A healing laceration may resemble a lung nodule on radiographs, but unlike pulmonary nodules, lacerations decrease in size over time on radiographs.
===Classification===

In 1988, a group led by R.B. Wagner divided pulmonary lacerations into four types based on the manner in which the person was injured and indications found on a CT scan. In type 1 lacerations, which occur in the mid lung area, the air-filled lung bursts as a result of sudden compression of the chest. Also called compression-rupture lacerations, type 1 are the most common type and usually occur in a central location of the lung. They tend to be large, ranging in size from 2–8 cm. The shearing stress in type 2 results when the lower chest is suddenly compressed and the lower lung is suddenly moved across the vertebral bodies. Type 2, also called compression-shear, tends to occur near the spine and have an elongated shape. Type 2 lacerations usually occur in younger people with more flexible chests. Type 3, which are caused by punctures from fractured ribs, occur in the area near the chest wall underlying the broken rib. Also called rib penetration lacerations, type 3 lacerations tend to be small and accompanied by pneumothorax. Commonly, more than one type 3 laceration will occur. Type 4, also called adhesion tears, occur in cases where a pleuropulmonary adhesion had formed prior to the injury, in which the chest wall is suddenly fractured or pushed inwards. They occur in the subpleural area and result from shearing forces at sites of transpleural adhesion.

==Treatment==
As with other chest injuries such as pulmonary contusion, hemothorax, and pneumothorax, pulmonary laceration can often be treated with just supplemental oxygen, ventilation, and drainage of fluids from the chest cavity.
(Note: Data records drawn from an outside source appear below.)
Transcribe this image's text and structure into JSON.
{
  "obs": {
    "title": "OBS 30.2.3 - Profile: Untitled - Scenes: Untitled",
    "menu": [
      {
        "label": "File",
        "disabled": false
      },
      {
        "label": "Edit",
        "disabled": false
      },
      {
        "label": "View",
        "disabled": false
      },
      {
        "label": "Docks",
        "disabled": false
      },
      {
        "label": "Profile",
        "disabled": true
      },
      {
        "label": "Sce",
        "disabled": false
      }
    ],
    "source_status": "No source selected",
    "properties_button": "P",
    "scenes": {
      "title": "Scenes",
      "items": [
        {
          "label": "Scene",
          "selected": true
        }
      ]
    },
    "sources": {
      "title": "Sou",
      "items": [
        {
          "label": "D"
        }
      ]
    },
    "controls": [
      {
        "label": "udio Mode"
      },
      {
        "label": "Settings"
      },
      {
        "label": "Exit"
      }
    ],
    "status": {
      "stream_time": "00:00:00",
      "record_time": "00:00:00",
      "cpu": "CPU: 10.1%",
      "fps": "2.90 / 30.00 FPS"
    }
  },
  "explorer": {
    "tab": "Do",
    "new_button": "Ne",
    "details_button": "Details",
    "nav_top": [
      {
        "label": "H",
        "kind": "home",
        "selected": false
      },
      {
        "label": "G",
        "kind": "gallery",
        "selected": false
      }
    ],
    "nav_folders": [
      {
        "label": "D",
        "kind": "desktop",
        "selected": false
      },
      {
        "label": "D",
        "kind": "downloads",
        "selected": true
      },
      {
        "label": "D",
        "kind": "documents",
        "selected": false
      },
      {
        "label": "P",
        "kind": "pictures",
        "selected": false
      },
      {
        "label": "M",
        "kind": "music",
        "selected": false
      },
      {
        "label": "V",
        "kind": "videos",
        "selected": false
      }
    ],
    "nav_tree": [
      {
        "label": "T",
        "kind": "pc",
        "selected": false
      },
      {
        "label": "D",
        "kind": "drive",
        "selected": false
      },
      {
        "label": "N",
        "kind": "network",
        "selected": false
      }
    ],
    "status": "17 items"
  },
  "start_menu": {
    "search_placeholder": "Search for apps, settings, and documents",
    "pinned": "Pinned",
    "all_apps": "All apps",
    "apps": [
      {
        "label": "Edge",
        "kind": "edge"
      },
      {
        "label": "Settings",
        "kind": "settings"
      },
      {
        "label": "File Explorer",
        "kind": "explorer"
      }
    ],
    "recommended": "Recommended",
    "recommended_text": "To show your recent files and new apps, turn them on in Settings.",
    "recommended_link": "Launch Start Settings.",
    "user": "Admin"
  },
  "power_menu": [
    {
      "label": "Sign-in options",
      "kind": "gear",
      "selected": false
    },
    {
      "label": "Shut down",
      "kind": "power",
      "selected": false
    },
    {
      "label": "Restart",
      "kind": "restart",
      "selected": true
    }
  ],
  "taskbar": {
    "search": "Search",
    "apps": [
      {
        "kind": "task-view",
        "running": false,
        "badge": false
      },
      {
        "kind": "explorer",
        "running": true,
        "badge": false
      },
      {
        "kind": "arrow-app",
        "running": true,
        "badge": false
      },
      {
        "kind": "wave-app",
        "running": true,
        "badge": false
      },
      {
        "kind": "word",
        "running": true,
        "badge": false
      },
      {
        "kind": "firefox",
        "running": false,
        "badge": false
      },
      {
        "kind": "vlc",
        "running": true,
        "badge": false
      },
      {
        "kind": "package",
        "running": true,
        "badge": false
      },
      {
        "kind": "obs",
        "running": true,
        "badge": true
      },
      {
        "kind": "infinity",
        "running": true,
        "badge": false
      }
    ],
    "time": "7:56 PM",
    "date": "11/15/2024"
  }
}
A thoracostomy tube can be used to remove blood and air from the chest cavity. About 5% of cases require surgery, called thoracotomy. Thoracotomy is especially likely to be needed if a lung fails to re-expand; if pneumothorax, bleeding, or coughing up blood persist; or in order to remove clotted blood from a hemothorax. Surgical treatment includes suturing, stapling, oversewing, and wedging out of the laceration. Occasionally, surgeons must perform a lobectomy, in which a lobe of the lung is removed, or a pneumonectomy, in which an entire lung is removed.

==Prognosis==

Full recovery is common with proper treatment. Pulmonary laceration usually heals quickly after a chest tube is inserted and is usually not associated with major long-term problems. Pulmonary lacerations usually heal within three to five weeks, and lacerations filled with air will commonly heal within one to three weeks but on occasion take longer. However, the injury often takes weeks or months to heal, and the lung may be scarred. Small pulmonary lacerations frequently heal by themselves if material is removed from the pleural space, but surgery may be required for larger lacerations that do not heal properly or that bleed.